As many central banks actively tighten monetary policy to confront inflation at unprecedented levels, concerns about a worldwide recession are mounting.
The Bank of England is anticipated to raise interest rates for the eighth meeting in a row, while the Federal Reserve is widely anticipated to raise rates by 75 basis points next week.
This pessimistic economic prognosis has affected the riskier currencies, with the dollar being the primary gainer.
For the first time in almost two years, the Chinese yuan traded over the important 7-per-dollar level, with USD/CNY up 0.3 per cent to 7.0121, despite data showing China’s economy to be surprisingly resilient, with manufacturing output growing faster than anticipated and retail sales growing at the fastest rate.

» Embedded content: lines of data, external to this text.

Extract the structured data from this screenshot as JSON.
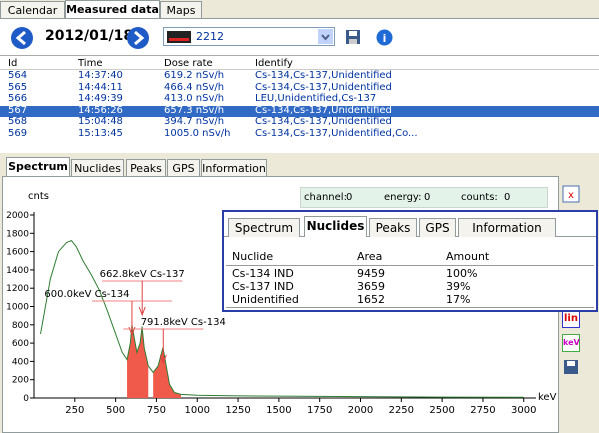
{
  "top_tabs": [
    "Calendar",
    "Measured data",
    "Maps"
  ],
  "toolbar": {
    "date": "2012/01/18",
    "device": "2212"
  },
  "table": {
    "columns": [
      "Id",
      "Time",
      "Dose rate",
      "Identify"
    ],
    "selected_row": 3,
    "rows": [
      [
        "564",
        "14:37:40",
        "619.2 nSv/h",
        "Cs-134,Cs-137,Unidentified"
      ],
      [
        "565",
        "14:44:11",
        "466.4 nSv/h",
        "Cs-134,Cs-137,Unidentified"
      ],
      [
        "566",
        "14:49:39",
        "413.0 nSv/h",
        "LEU,Unidentified,Cs-137"
      ],
      [
        "567",
        "14:56:26",
        "657.3 nSv/h",
        "Cs-134,Cs-137,Unidentified"
      ],
      [
        "568",
        "15:04:48",
        "394.7 nSv/h",
        "Cs-134,Cs-137,Unidentified"
      ],
      [
        "569",
        "15:13:45",
        "1005.0 nSv/h",
        "Cs-134,Cs-137,Unidentified,Co..."
      ]
    ]
  },
  "bottom_tabs": [
    "Spectrum",
    "Nuclides",
    "Peaks",
    "GPS",
    "Information"
  ],
  "status": {
    "channel_label": "channel:",
    "channel": "0",
    "energy_label": "energy:",
    "energy": "0",
    "counts_label": "counts:",
    "counts": "0"
  },
  "side_buttons": [
    "lin",
    "keV"
  ],
  "popup": {
    "tabs": [
      "Spectrum",
      "Nuclides",
      "Peaks",
      "GPS",
      "Information"
    ],
    "columns": [
      "Nuclide",
      "Area",
      "Amount"
    ],
    "rows": [
      [
        "Cs-134 IND",
        "9459",
        "100%"
      ],
      [
        "Cs-137 IND",
        "3659",
        "39%"
      ],
      [
        "Unidentified",
        "1652",
        "17%"
      ]
    ]
  },
  "chart_data": {
    "type": "line",
    "y_label": "cnts",
    "x_label": "keV",
    "color": "#2e7d32",
    "fill_color": "#f05a4a",
    "xlim": [
      0,
      3075
    ],
    "ylim": [
      0,
      2000
    ],
    "xticks": [
      250,
      500,
      750,
      1000,
      1250,
      1500,
      1750,
      2000,
      2250,
      2500,
      2750,
      3000
    ],
    "yticks": [
      0,
      200,
      400,
      600,
      800,
      1000,
      1200,
      1400,
      1600,
      1800,
      2000
    ],
    "x": [
      40,
      60,
      100,
      150,
      200,
      230,
      260,
      300,
      350,
      400,
      450,
      500,
      540,
      570,
      590,
      600,
      610,
      630,
      650,
      662,
      675,
      700,
      730,
      760,
      790,
      805,
      830,
      860,
      900,
      1000,
      1200,
      1500,
      2000,
      2500,
      3000
    ],
    "values": [
      700,
      900,
      1300,
      1600,
      1700,
      1720,
      1650,
      1500,
      1350,
      1180,
      950,
      700,
      500,
      420,
      600,
      800,
      700,
      500,
      600,
      780,
      550,
      350,
      280,
      350,
      550,
      400,
      150,
      60,
      40,
      30,
      25,
      20,
      15,
      10,
      8
    ],
    "fill_ranges": [
      [
        13,
        21
      ],
      [
        22,
        28
      ]
    ],
    "annotations": [
      {
        "label": "662.8keV Cs-137",
        "x": 662.8
      },
      {
        "label": "600.0keV Cs-134",
        "x": 600.0
      },
      {
        "label": "791.8keV Cs-134",
        "x": 791.8
      }
    ]
  }
}
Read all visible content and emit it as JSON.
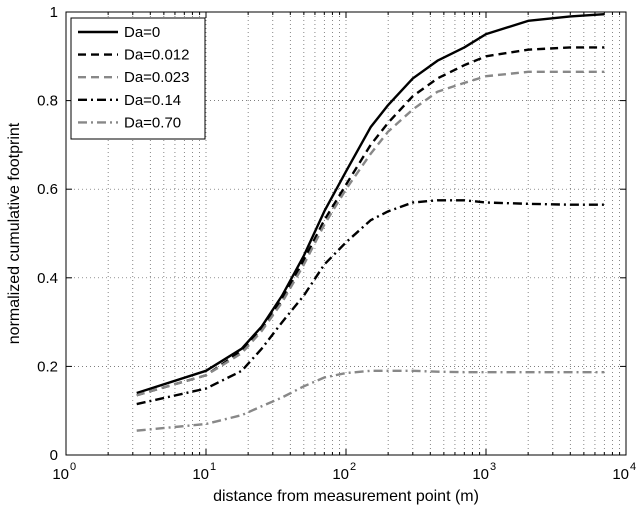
{
  "chart_data": {
    "type": "line",
    "xlabel": "distance from measurement point (m)",
    "ylabel": "normalized cumulative footprint",
    "xscale": "log",
    "xlim": [
      1,
      10000
    ],
    "ylim": [
      0,
      1
    ],
    "x_ticks": [
      {
        "base": "10",
        "exp": "0",
        "value": 1
      },
      {
        "base": "10",
        "exp": "1",
        "value": 10
      },
      {
        "base": "10",
        "exp": "2",
        "value": 100
      },
      {
        "base": "10",
        "exp": "3",
        "value": 1000
      },
      {
        "base": "10",
        "exp": "4",
        "value": 10000
      }
    ],
    "y_ticks": [
      {
        "label": "0",
        "value": 0
      },
      {
        "label": "0.2",
        "value": 0.2
      },
      {
        "label": "0.4",
        "value": 0.4
      },
      {
        "label": "0.6",
        "value": 0.6
      },
      {
        "label": "0.8",
        "value": 0.8
      },
      {
        "label": "1",
        "value": 1
      }
    ],
    "grid": true,
    "legend_position": "top-left",
    "x": [
      3.2,
      10,
      18,
      25,
      35,
      50,
      70,
      100,
      150,
      200,
      300,
      450,
      700,
      1000,
      2000,
      4000,
      7000
    ],
    "series": [
      {
        "name": "Da=0",
        "color": "#000000",
        "dash": "solid",
        "values": [
          0.14,
          0.19,
          0.24,
          0.29,
          0.36,
          0.45,
          0.55,
          0.64,
          0.74,
          0.79,
          0.85,
          0.89,
          0.92,
          0.95,
          0.98,
          0.99,
          0.995
        ]
      },
      {
        "name": "Da=0.012",
        "color": "#000000",
        "dash": "dashed",
        "values": [
          0.135,
          0.18,
          0.235,
          0.285,
          0.35,
          0.44,
          0.53,
          0.61,
          0.7,
          0.75,
          0.81,
          0.85,
          0.88,
          0.9,
          0.915,
          0.92,
          0.92
        ]
      },
      {
        "name": "Da=0.023",
        "color": "#888888",
        "dash": "dashed",
        "values": [
          0.135,
          0.18,
          0.23,
          0.28,
          0.345,
          0.43,
          0.52,
          0.6,
          0.68,
          0.73,
          0.78,
          0.82,
          0.84,
          0.855,
          0.865,
          0.865,
          0.865
        ]
      },
      {
        "name": "Da=0.14",
        "color": "#000000",
        "dash": "dashdot",
        "values": [
          0.115,
          0.15,
          0.19,
          0.24,
          0.3,
          0.36,
          0.43,
          0.48,
          0.53,
          0.55,
          0.57,
          0.575,
          0.575,
          0.57,
          0.567,
          0.565,
          0.565
        ]
      },
      {
        "name": "Da=0.70",
        "color": "#888888",
        "dash": "dashdot",
        "values": [
          0.055,
          0.07,
          0.09,
          0.11,
          0.13,
          0.155,
          0.175,
          0.185,
          0.19,
          0.19,
          0.19,
          0.188,
          0.187,
          0.187,
          0.187,
          0.187,
          0.187
        ]
      }
    ]
  }
}
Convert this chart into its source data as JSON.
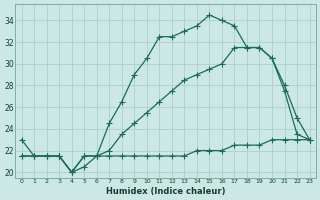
{
  "xlabel": "Humidex (Indice chaleur)",
  "bg_color": "#cce8e4",
  "grid_color": "#aacfcc",
  "line_color": "#1a6b5a",
  "line1_x": [
    0,
    1,
    2,
    3,
    4,
    5,
    6,
    7,
    8,
    9,
    10,
    11,
    12,
    13,
    14,
    15,
    16,
    17,
    18,
    19,
    20,
    21,
    22,
    23
  ],
  "line1_y": [
    23.0,
    21.5,
    21.5,
    21.5,
    20.0,
    20.5,
    21.5,
    24.5,
    26.5,
    29.0,
    30.5,
    32.5,
    32.5,
    33.0,
    33.5,
    34.5,
    34.0,
    33.5,
    31.5,
    31.5,
    30.5,
    27.5,
    23.5,
    23.0
  ],
  "line2_x": [
    0,
    1,
    2,
    3,
    4,
    5,
    6,
    7,
    8,
    9,
    10,
    11,
    12,
    13,
    14,
    15,
    16,
    17,
    18,
    19,
    20,
    21,
    22,
    23
  ],
  "line2_y": [
    21.5,
    21.5,
    21.5,
    21.5,
    20.0,
    21.5,
    21.5,
    22.0,
    23.5,
    24.5,
    25.5,
    26.5,
    27.5,
    28.5,
    29.0,
    29.5,
    30.0,
    31.5,
    31.5,
    31.5,
    30.5,
    28.0,
    25.0,
    23.0
  ],
  "line3_x": [
    0,
    1,
    2,
    3,
    4,
    5,
    6,
    7,
    8,
    9,
    10,
    11,
    12,
    13,
    14,
    15,
    16,
    17,
    18,
    19,
    20,
    21,
    22,
    23
  ],
  "line3_y": [
    21.5,
    21.5,
    21.5,
    21.5,
    20.0,
    21.5,
    21.5,
    21.5,
    21.5,
    21.5,
    21.5,
    21.5,
    21.5,
    21.5,
    22.0,
    22.0,
    22.0,
    22.5,
    22.5,
    22.5,
    23.0,
    23.0,
    23.0,
    23.0
  ],
  "ylim": [
    19.5,
    35.5
  ],
  "xlim": [
    -0.5,
    23.5
  ],
  "yticks": [
    20,
    22,
    24,
    26,
    28,
    30,
    32,
    34
  ],
  "xticks": [
    0,
    1,
    2,
    3,
    4,
    5,
    6,
    7,
    8,
    9,
    10,
    11,
    12,
    13,
    14,
    15,
    16,
    17,
    18,
    19,
    20,
    21,
    22,
    23
  ]
}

Prior to the announcement of the August Eurozone CPI data, EUR/USD decreased 0.1per cent to 0.9990, trading below parity. This is anticipated to demonstrate that despite the region’s struggles to deal with skyrocketing energy prices, inflation in the bloc remained resolute, rising 0.5 per cent on the month and 9.1 per cent on the year.
As a result of the cost of living problem outweighing some slight relief from rising gasoline prices in the month, UK retail sales suffered their biggest decline of the year thus far in August, falling 1.6 per cent on the month and 5.4 per cent on the year, causing the GBP/USD to drop by 0.3 per cent to 1.1424.